One of the most famous problems in modern physics has a name that sounds like a thriller: the information paradox black holes. For decades, physicists have debated what happens to the information of everything that falls into one of these objects. A new study led by the team of Richard Pinčák of the Slovak Academy of Sciences offers an answer that, if confirmed, would also explain why elementary particles have mass.
The problem that Stephen Hawking couldn’t solve
In the 1970s, the physicist Stephen Hawking showed that black holes are not completely black. He calculated that they emit a very weak radiation – today known as Hawking radiation – that makes them shrink little by little until they disappear. The problem is that this process seems to destroy information, something that quantum mechanics categorically prohibits. Quantum laws state that information cannot be destroyed; Black hole evaporation suggests otherwise.
This contradiction, known as the information paradoxfound no solution for more than fifty years. Generations of physicists proposed theories, but none were entirely convincing. The new study published in General Relativity and Gravitation takes a different path: it does not modify quantum mechanics or general relativity separately, but instead proposes a richer geometry for the space-time.
Seven dimensions and a geometry that «twists» space
The research explored the consequences of a gravity theory call Einstein-Cartanformulated in seven dimensions on a mathematical structure known as a G2-manifold with torsion. Unlike standard general relativity, this theory allows spacetime to not only curve, but also to «twist.» That torque is the key to the model.

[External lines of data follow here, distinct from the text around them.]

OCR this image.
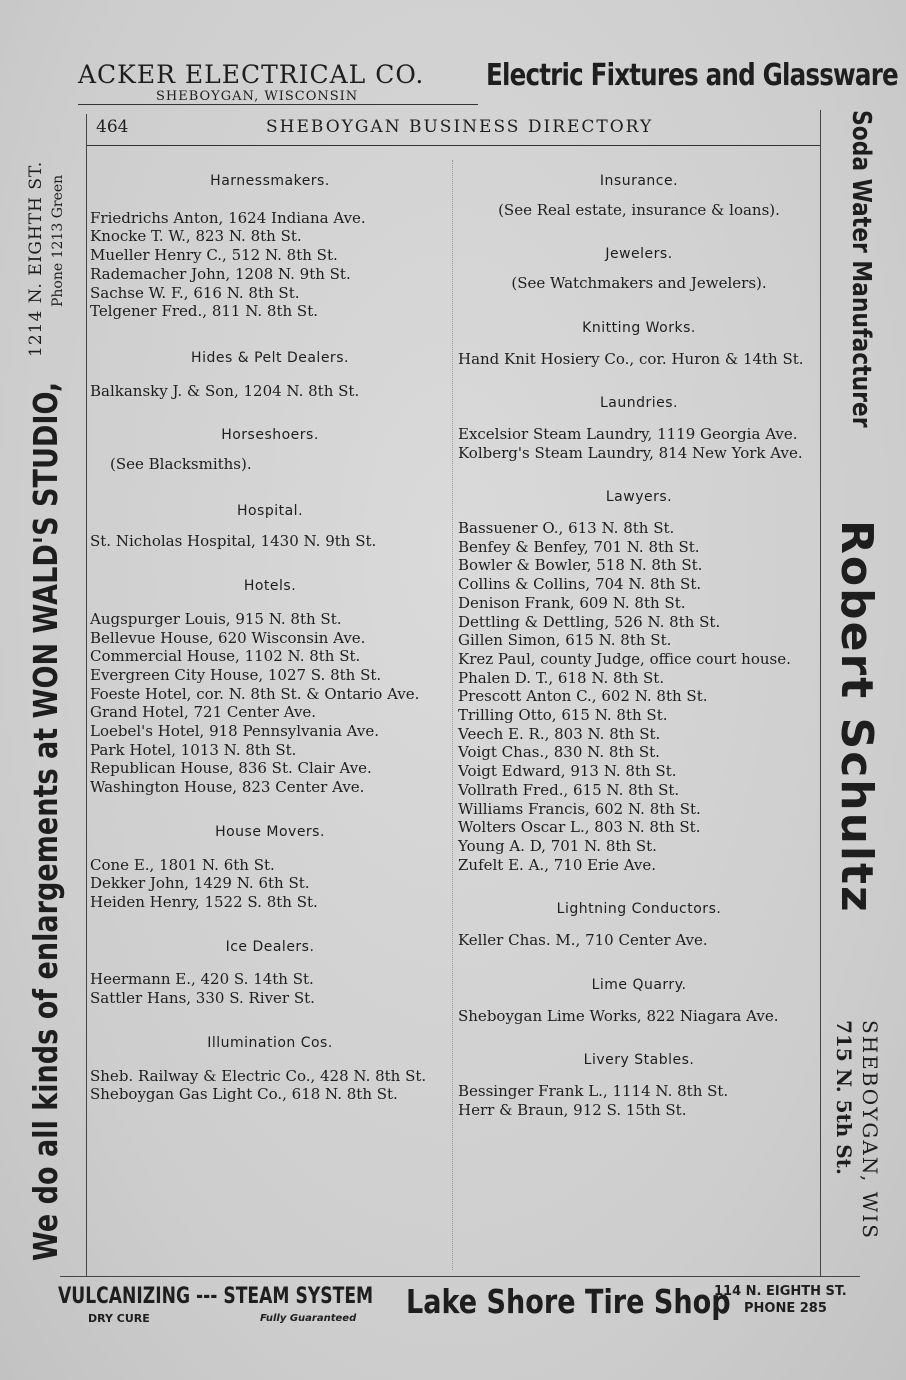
ACKER ELECTRICAL CO.
SHEBOYGAN, WISCONSIN
Electric Fixtures and Glassware
464	SHEBOYGAN BUSINESS DIRECTORY
We do all kinds of enlargements at WON WALD'S STUDIO,
1214 N. EIGHTH ST. Phone 1213 Green	Soda Water Manufacturer
Robert Schultz
SHEBOYGAN, WIS
715 N. 5th St.

Harnessmakers.

Friedrichs Anton, 1624 Indiana Ave.

Knocke T. W., 823 N. 8th St.

Mueller Henry C., 512 N. 8th St.

Rademacher John, 1208 N. 9th St.

Sachse W. F., 616 N. 8th St.

Telgener Fred., 811 N. 8th St.

Hides & Pelt Dealers.

Balkansky J. & Son, 1204 N. 8th St.

Horseshoers.

(See Blacksmiths).

Hospital.

St. Nicholas Hospital, 1430 N. 9th St.

Hotels.

Augspurger Louis, 915 N. 8th St.

Bellevue House, 620 Wisconsin Ave.

Commercial House, 1102 N. 8th St.

Evergreen City House, 1027 S. 8th St.

Foeste Hotel, cor. N. 8th St. & Ontario Ave.

Grand Hotel, 721 Center Ave.

Loebel's Hotel, 918 Pennsylvania Ave.

Park Hotel, 1013 N. 8th St.

Republican House, 836 St. Clair Ave.

Washington House, 823 Center Ave.

House Movers.

Cone E., 1801 N. 6th St.

Dekker John, 1429 N. 6th St.

Heiden Henry, 1522 S. 8th St.

Ice Dealers.

Heermann E., 420 S. 14th St.

Sattler Hans, 330 S. River St.

Illumination Cos.

Sheb. Railway & Electric Co., 428 N. 8th St.

Sheboygan Gas Light Co., 618 N. 8th St.

Insurance.

(See Real estate, insurance & loans).

Jewelers.

(See Watchmakers and Jewelers).

Knitting Works.

Hand Knit Hosiery Co., cor. Huron & 14th St.

Laundries.

Excelsior Steam Laundry, 1119 Georgia Ave.

Kolberg's Steam Laundry, 814 New York Ave.

Lawyers.

Bassuener O., 613 N. 8th St.

Benfey & Benfey, 701 N. 8th St.

Bowler & Bowler, 518 N. 8th St.

Collins & Collins, 704 N. 8th St.

Denison Frank, 609 N. 8th St.

Dettling & Dettling, 526 N. 8th St.

Gillen Simon, 615 N. 8th St.

Krez Paul, county Judge, office court house.

Phalen D. T., 618 N. 8th St.

Prescott Anton C., 602 N. 8th St.

Trilling Otto, 615 N. 8th St.

Veech E. R., 803 N. 8th St.

Voigt Chas., 830 N. 8th St.

Voigt Edward, 913 N. 8th St.

Vollrath Fred., 615 N. 8th St.

Williams Francis, 602 N. 8th St.

Wolters Oscar L., 803 N. 8th St.

Young A. D, 701 N. 8th St.

Zufelt E. A., 710 Erie Ave.

Lightning Conductors.

Keller Chas. M., 710 Center Ave.

Lime Quarry.

Sheboygan Lime Works, 822 Niagara Ave.

Livery Stables.

Bessinger Frank L., 1114 N. 8th St.

Herr & Braun, 912 S. 15th St.

VULCANIZING --- STEAM SYSTEM
DRY CURE	Fully Guaranteed Lake Shore Tire Shop
114 N. EIGHTH ST.
PHONE 285
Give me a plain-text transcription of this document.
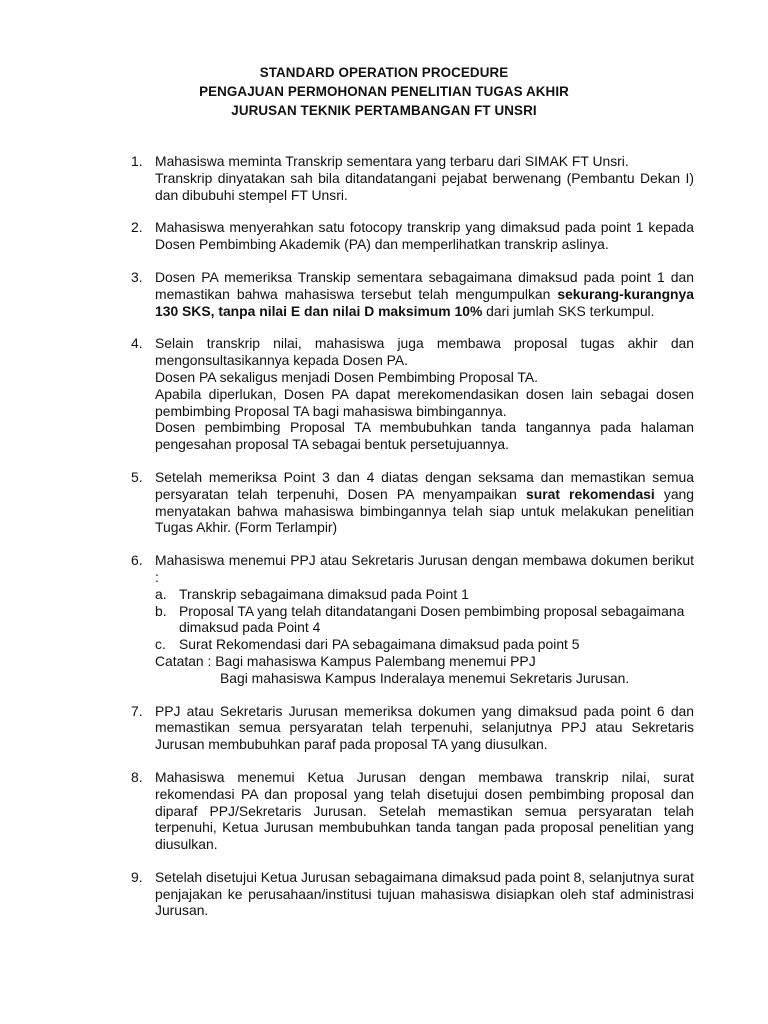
STANDARD OPERATION PROCEDURE
PENGAJUAN PERMOHONAN PENELITIAN TUGAS AKHIR
JURUSAN TEKNIK PERTAMBANGAN FT UNSRI
1. Mahasiswa meminta Transkrip sementara yang terbaru dari SIMAK FT Unsri.
Transkrip dinyatakan sah bila ditandatangani pejabat berwenang (Pembantu Dekan I) dan dibubuhi stempel FT Unsri.
2. Mahasiswa menyerahkan satu fotocopy transkrip yang dimaksud pada point 1 kepada Dosen Pembimbing Akademik (PA) dan memperlihatkan transkrip aslinya.
3. Dosen PA memeriksa Transkip sementara sebagaimana dimaksud pada point 1 dan memastikan bahwa mahasiswa tersebut telah mengumpulkan sekurang-kurangnya 130 SKS, tanpa nilai E dan nilai D maksimum 10% dari jumlah SKS terkumpul.
4. Selain transkrip nilai, mahasiswa juga membawa proposal tugas akhir dan mengonsultasikannya kepada Dosen PA.
Dosen PA sekaligus menjadi Dosen Pembimbing Proposal TA.
Apabila diperlukan, Dosen PA dapat merekomendasikan dosen lain sebagai dosen pembimbing Proposal TA bagi mahasiswa bimbingannya.
Dosen pembimbing Proposal TA membubuhkan tanda tangannya pada halaman pengesahan proposal TA sebagai bentuk persetujuannya.
5. Setelah memeriksa Point 3 dan 4 diatas dengan seksama dan memastikan semua persyaratan telah terpenuhi, Dosen PA menyampaikan surat rekomendasi yang menyatakan bahwa mahasiswa bimbingannya telah siap untuk melakukan penelitian Tugas Akhir. (Form Terlampir)
6. Mahasiswa menemui PPJ atau Sekretaris Jurusan dengan membawa dokumen berikut :
a. Transkrip sebagaimana dimaksud pada Point 1
b. Proposal TA yang telah ditandatangani Dosen pembimbing proposal sebagaimana dimaksud pada Point 4
c. Surat Rekomendasi dari PA sebagaimana dimaksud pada point 5
Catatan : Bagi mahasiswa Kampus Palembang menemui PPJ
Bagi mahasiswa Kampus Inderalaya menemui Sekretaris Jurusan.
7. PPJ atau Sekretaris Jurusan memeriksa dokumen yang dimaksud pada point 6 dan memastikan semua persyaratan telah terpenuhi, selanjutnya PPJ atau Sekretaris Jurusan membubuhkan paraf pada proposal TA yang diusulkan.
8. Mahasiswa menemui Ketua Jurusan dengan membawa transkrip nilai, surat rekomendasi PA dan proposal yang telah disetujui dosen pembimbing proposal dan diparaf PPJ/Sekretaris Jurusan. Setelah memastikan semua persyaratan telah terpenuhi, Ketua Jurusan membubuhkan tanda tangan pada proposal penelitian yang diusulkan.
9. Setelah disetujui Ketua Jurusan sebagaimana dimaksud pada point 8, selanjutnya surat penjajakan ke perusahaan/institusi tujuan mahasiswa disiapkan oleh staf administrasi Jurusan.
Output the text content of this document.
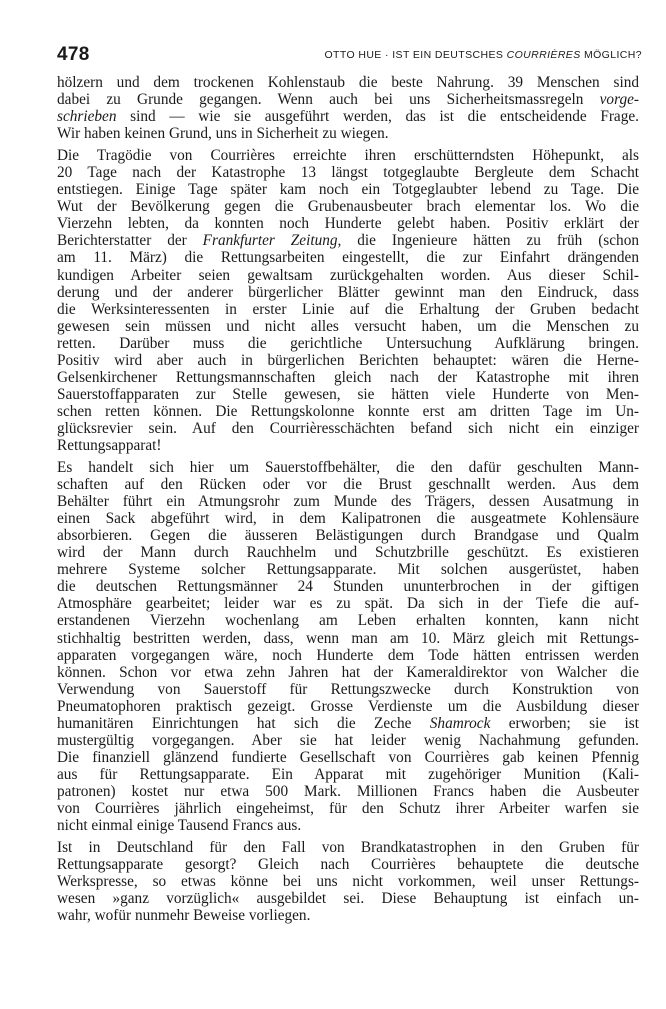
478	OTTO HUE · IST EIN DEUTSCHES COURRIÈRES MÖGLICH?
hölzern und dem trockenen Kohlenstaub die beste Nahrung. 39 Menschen sind
dabei zu Grunde gegangen. Wenn auch bei uns Sicherheitsmassregeln vorge-
schrieben sind — wie sie ausgeführt werden, das ist die entscheidende Frage.
Wir haben keinen Grund, uns in Sicherheit zu wiegen.
Die Tragödie von Courrières erreichte ihren erschütterndsten Höhepunkt, als
20 Tage nach der Katastrophe 13 längst totgeglaubte Bergleute dem Schacht
entstiegen. Einige Tage später kam noch ein Totgeglaubter lebend zu Tage. Die
Wut der Bevölkerung gegen die Grubenausbeuter brach elementar los. Wo die
Vierzehn lebten, da konnten noch Hunderte gelebt haben. Positiv erklärt der
Berichterstatter der Frankfurter Zeitung, die Ingenieure hätten zu früh (schon
am 11. März) die Rettungsarbeiten eingestellt, die zur Einfahrt drängenden
kundigen Arbeiter seien gewaltsam zurückgehalten worden. Aus dieser Schil-
derung und der anderer bürgerlicher Blätter gewinnt man den Eindruck, dass
die Werksinteressenten in erster Linie auf die Erhaltung der Gruben bedacht
gewesen sein müssen und nicht alles versucht haben, um die Menschen zu
retten. Darüber muss die gerichtliche Untersuchung Aufklärung bringen.
Positiv wird aber auch in bürgerlichen Berichten behauptet: wären die Herne-
Gelsenkirchener Rettungsmannschaften gleich nach der Katastrophe mit ihren
Sauerstoffapparaten zur Stelle gewesen, sie hätten viele Hunderte von Men-
schen retten können. Die Rettungskolonne konnte erst am dritten Tage im Un-
glücksrevier sein. Auf den Courrièresschächten befand sich nicht ein einziger
Rettungsapparat!
Es handelt sich hier um Sauerstoffbehälter, die den dafür geschulten Mann-
schaften auf den Rücken oder vor die Brust geschnallt werden. Aus dem
Behälter führt ein Atmungsrohr zum Munde des Trägers, dessen Ausatmung in
einen Sack abgeführt wird, in dem Kalipatronen die ausgeatmete Kohlensäure
absorbieren. Gegen die äusseren Belästigungen durch Brandgase und Qualm
wird der Mann durch Rauchhelm und Schutzbrille geschützt. Es existieren
mehrere Systeme solcher Rettungsapparate. Mit solchen ausgerüstet, haben
die deutschen Rettungsmänner 24 Stunden ununterbrochen in der giftigen
Atmosphäre gearbeitet; leider war es zu spät. Da sich in der Tiefe die auf-
erstandenen Vierzehn wochenlang am Leben erhalten konnten, kann nicht
stichhaltig bestritten werden, dass, wenn man am 10. März gleich mit Rettungs-
apparaten vorgegangen wäre, noch Hunderte dem Tode hätten entrissen werden
können. Schon vor etwa zehn Jahren hat der Kameraldirektor von Walcher die
Verwendung von Sauerstoff für Rettungszwecke durch Konstruktion von
Pneumatophoren praktisch gezeigt. Grosse Verdienste um die Ausbildung dieser
humanitären Einrichtungen hat sich die Zeche Shamrock erworben; sie ist
mustergültig vorgegangen. Aber sie hat leider wenig Nachahmung gefunden.
Die finanziell glänzend fundierte Gesellschaft von Courrières gab keinen Pfennig
aus für Rettungsapparate. Ein Apparat mit zugehöriger Munition (Kali-
patronen) kostet nur etwa 500 Mark. Millionen Francs haben die Ausbeuter
von Courrières jährlich eingeheimst, für den Schutz ihrer Arbeiter warfen sie
nicht einmal einige Tausend Francs aus.
Ist in Deutschland für den Fall von Brandkatastrophen in den Gruben für
Rettungsapparate gesorgt? Gleich nach Courrières behauptete die deutsche
Werkspresse, so etwas könne bei uns nicht vorkommen, weil unser Rettungs-
wesen »ganz vorzüglich« ausgebildet sei. Diese Behauptung ist einfach un-
wahr, wofür nunmehr Beweise vorliegen.
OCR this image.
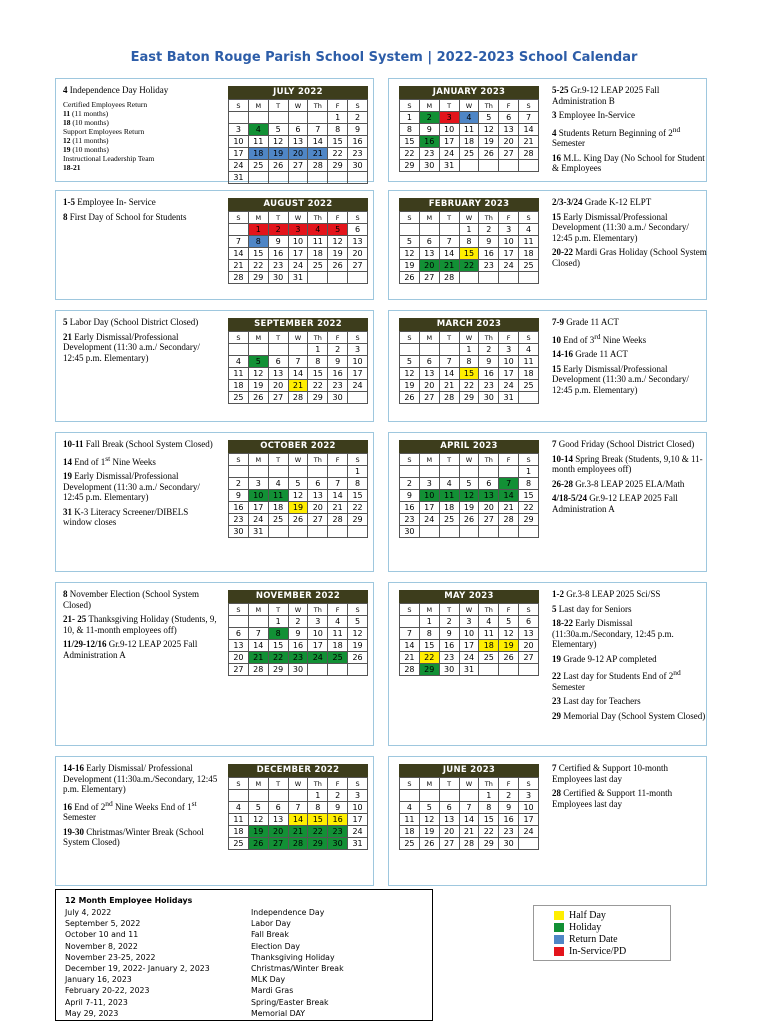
East Baton Rouge Parish School System | 2022-2023 School Calendar
JULY 2022
S	M	T	W	Th	F	S
					1	2
3	4	5	6	7	8	9
10	11	12	13	14	15	16
17	18	19	20	21	22	23
24	25	26	27	28	29	30
31						
4 Independence Day Holiday
Certified Employees Return
11 (11 months)
18 (10 months)
Support Employees Return
12 (11 months)
19 (10 months)
Instructional Leadership Team
18-21
JANUARY 2023
S	M	T	W	Th	F	S
1	2	3	4	5	6	7
8	9	10	11	12	13	14
15	16	17	18	19	20	21
22	23	24	25	26	27	28
29	30	31				
5-25 Gr.9-12 LEAP 2025 Fall Administration B
3 Employee In-Service
4 Students Return Beginning of 2nd Semester
16 M.L. King Day (No School for Student & Employees
AUGUST 2022
S	M	T	W	Th	F	S
	1	2	3	4	5	6
7	8	9	10	11	12	13
14	15	16	17	18	19	20
21	22	23	24	25	26	27
28	29	30	31			
1-5 Employee In- Service
8 First Day of School for Students
FEBRUARY 2023
S	M	T	W	Th	F	S
			1	2	3	4
5	6	7	8	9	10	11
12	13	14	15	16	17	18
19	20	21	22	23	24	25
26	27	28				
2/3-3/24 Grade K-12 ELPT
15 Early Dismissal/Professional Development (11:30 a.m./ Secondary/ 12:45 p.m. Elementary)
20-22 Mardi Gras Holiday (School System Closed)
SEPTEMBER 2022
S	M	T	W	Th	F	S
				1	2	3
4	5	6	7	8	9	10
11	12	13	14	15	16	17
18	19	20	21	22	23	24
25	26	27	28	29	30	
5 Labor Day (School District Closed)
21 Early Dismissal/Professional Development (11:30 a.m./ Secondary/ 12:45 p.m. Elementary)
MARCH 2023
S	M	T	W	Th	F	S
			1	2	3	4
5	6	7	8	9	10	11
12	13	14	15	16	17	18
19	20	21	22	23	24	25
26	27	28	29	30	31	
7-9 Grade 11 ACT
10 End of 3rd Nine Weeks
14-16 Grade 11 ACT
15 Early Dismissal/Professional Development (11:30 a.m./ Secondary/ 12:45 p.m. Elementary)
OCTOBER 2022
S	M	T	W	Th	F	S
						1
2	3	4	5	6	7	8
9	10	11	12	13	14	15
16	17	18	19	20	21	22
23	24	25	26	27	28	29
30	31					
10-11 Fall Break (School System Closed)
14 End of 1st Nine Weeks
19 Early Dismissal/Professional Development (11:30 a.m./ Secondary/ 12:45 p.m. Elementary)
31 K-3 Literacy Screener/DIBELS window closes
APRIL 2023
S	M	T	W	Th	F	S
						1
2	3	4	5	6	7	8
9	10	11	12	13	14	15
16	17	18	19	20	21	22
23	24	25	26	27	28	29
30						
7 Good Friday (School District Closed)
10-14 Spring Break (Students, 9,10 & 11- month employees off)
26-28 Gr.3-8 LEAP 2025 ELA/Math
4/18-5/24 Gr.9-12 LEAP 2025 Fall Administration A
NOVEMBER 2022
S	M	T	W	Th	F	S
		1	2	3	4	5
6	7	8	9	10	11	12
13	14	15	16	17	18	19
20	21	22	23	24	25	26
27	28	29	30			
8 November Election (School System Closed)
21- 25 Thanksgiving Holiday (Students, 9, 10, & 11-month employees off)
11/29-12/16 Gr.9-12 LEAP 2025 Fall Administration A
MAY 2023
S	M	T	W	Th	F	S
	1	2	3	4	5	6
7	8	9	10	11	12	13
14	15	16	17	18	19	20
21	22	23	24	25	26	27
28	29	30	31			
1-2 Gr.3-8 LEAP 2025 Sci/SS
5 Last day for Seniors
18-22 Early Dismissal (11:30a.m./Secondary, 12:45 p.m. Elementary)
19 Grade 9-12 AP completed
22 Last day for Students End of 2nd Semester
23 Last day for Teachers
29 Memorial Day (School System Closed)
DECEMBER 2022
S	M	T	W	Th	F	S
				1	2	3
4	5	6	7	8	9	10
11	12	13	14	15	16	17
18	19	20	21	22	23	24
25	26	27	28	29	30	31
14-16 Early Dismissal/ Professional Development (11:30a.m./Secondary, 12:45 p.m. Elementary)
16 End of 2nd Nine Weeks End of 1st Semester
19-30 Christmas/Winter Break (School System Closed)
JUNE 2023
S	M	T	W	Th	F	S
				1	2	3
4	5	6	7	8	9	10
11	12	13	14	15	16	17
18	19	20	21	22	23	24
25	26	27	28	29	30	
7 Certified & Support 10-month Employees last day
28 Certified & Support 11-month Employees last day
12 Month Employee Holidays
July 4, 2022	Independence Day
September 5, 2022	Labor Day
October 10 and 11	Fall Break
November 8, 2022	Election Day
November 23-25, 2022	Thanksgiving Holiday
December 19, 2022- January 2, 2023	Christmas/Winter Break
January 16, 2023	MLK Day
February 20-22, 2023	Mardi Gras
April 7-11, 2023	Spring/Easter Break
May 29, 2023	Memorial DAY
Half Day
Holiday
Return Date
In-Service/PD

«The twisting of space-time generates a repulsive force at extreme densities, typical of the Planck scale,» the team explained in a institution statement. This force acts as a brake: it opposes gravitational collapse and stops the Hawking evaporation in its final stage. The result is that the black hole does not disappear. Instead, it leaves behind a stable residue with a calculated mass of approximately 9×10⁻⁴¹ kilograms.
A cosmic hard drive
If the black hole does not completely evaporate, the immediate question is: what happens to all the information from the matter that fell into it? The researchers proposed that this stable residue acts as a memory file. Information is not destroyed; It is encoded in the vibrations of the torsion field within the geometry of the residue, in what physics calls quasi-normal modes.
The team’s calculations showed that a remnant originating from a black hole with the mass of the Sun would have the capacity to store approximately 1,515×10⁷⁷ qubits of information. «This is exactly the amount needed to resolve the paradox,» the team noted. Information is not lost: it is preserved in the long-lived vibrations of the geometric field.
The unexpected link with the Higgs boson
What makes this study especially notable is its connection to particle physics. By reducing the seven-dimensional model to four—the ones we perceive—the geometry naturally produces the electroweak scale, equivalent to about 246 GeV. This scale is the same one that characterizes the Higgs fieldthe mechanism that gives mass to elementary particles.

«The vacuum expectation value of the torsion field is dynamically identified with the electroweak scale,» the team said. In simple terms: the same geometric property that prevents the disappearance of the black hole and preserves quantum information also offers a purely geometric explanation for one of the central puzzles of particle physics, the so-called problem of the mass hierarchy.
Why can’t it be tested in an accelerator?
An obvious question is why particle accelerators have not yet detected these extra dimensions. The answer lies in the energies involved. The researchers calculated that the particles associated with these dimensions—the so-called Kaluza-Klein excitations—have masses of around 8.6×10¹⁵ GeV. That figure exceeds the capacity of the Large Hadron Collider (LHC) in Geneva.
«Invisible to colliders does not mean impossible to test»the team warned. The theory makes concrete and verifiable predictions, only in settings other than terrestrial laboratories.
Three ways to test the theory
Investigators identified three possible paths to finding evidence. The first involves the dark matter: The stable residues predicted by the model, with masses on the Planck scale, could be part of that invisible matter that makes up most of the universe. Detecting its gravitational signature would be a direct test of the model.

The second path passes through the quasi-normal modes. The specific vibrations of the torsion field in these residues offer a mathematical pattern that distinguishes this theory from any other. The third points to early universe: The energy scales of the model are typical of the first moments after the Big Bang, so traces of this seven-dimensional geometry could be hidden in the cosmic microwave background or in primordial gravitational waves.
A new way of seeing the fabric of the universe
The study does not propose to rewrite the quantum mechanics nor abandon general relativity. His bet is different: he suggests that the information paradox has a solution if we accept that space-time has a deeper structure, with hidden dimensions that, for now, are out of the reach of any direct experiment.
The idea that a single geometry can account for both the survival of information in black holes and the origin of the mass of particles is not minor. If the model’s predictions are confirmed—whether in the microwave background, dark matter, or future gravitational signals—theoretical physics would have to assume that the universe has seven dimensionsand that the three extra dimensions have been in front of us for decades, folded in the very geometry of space-time.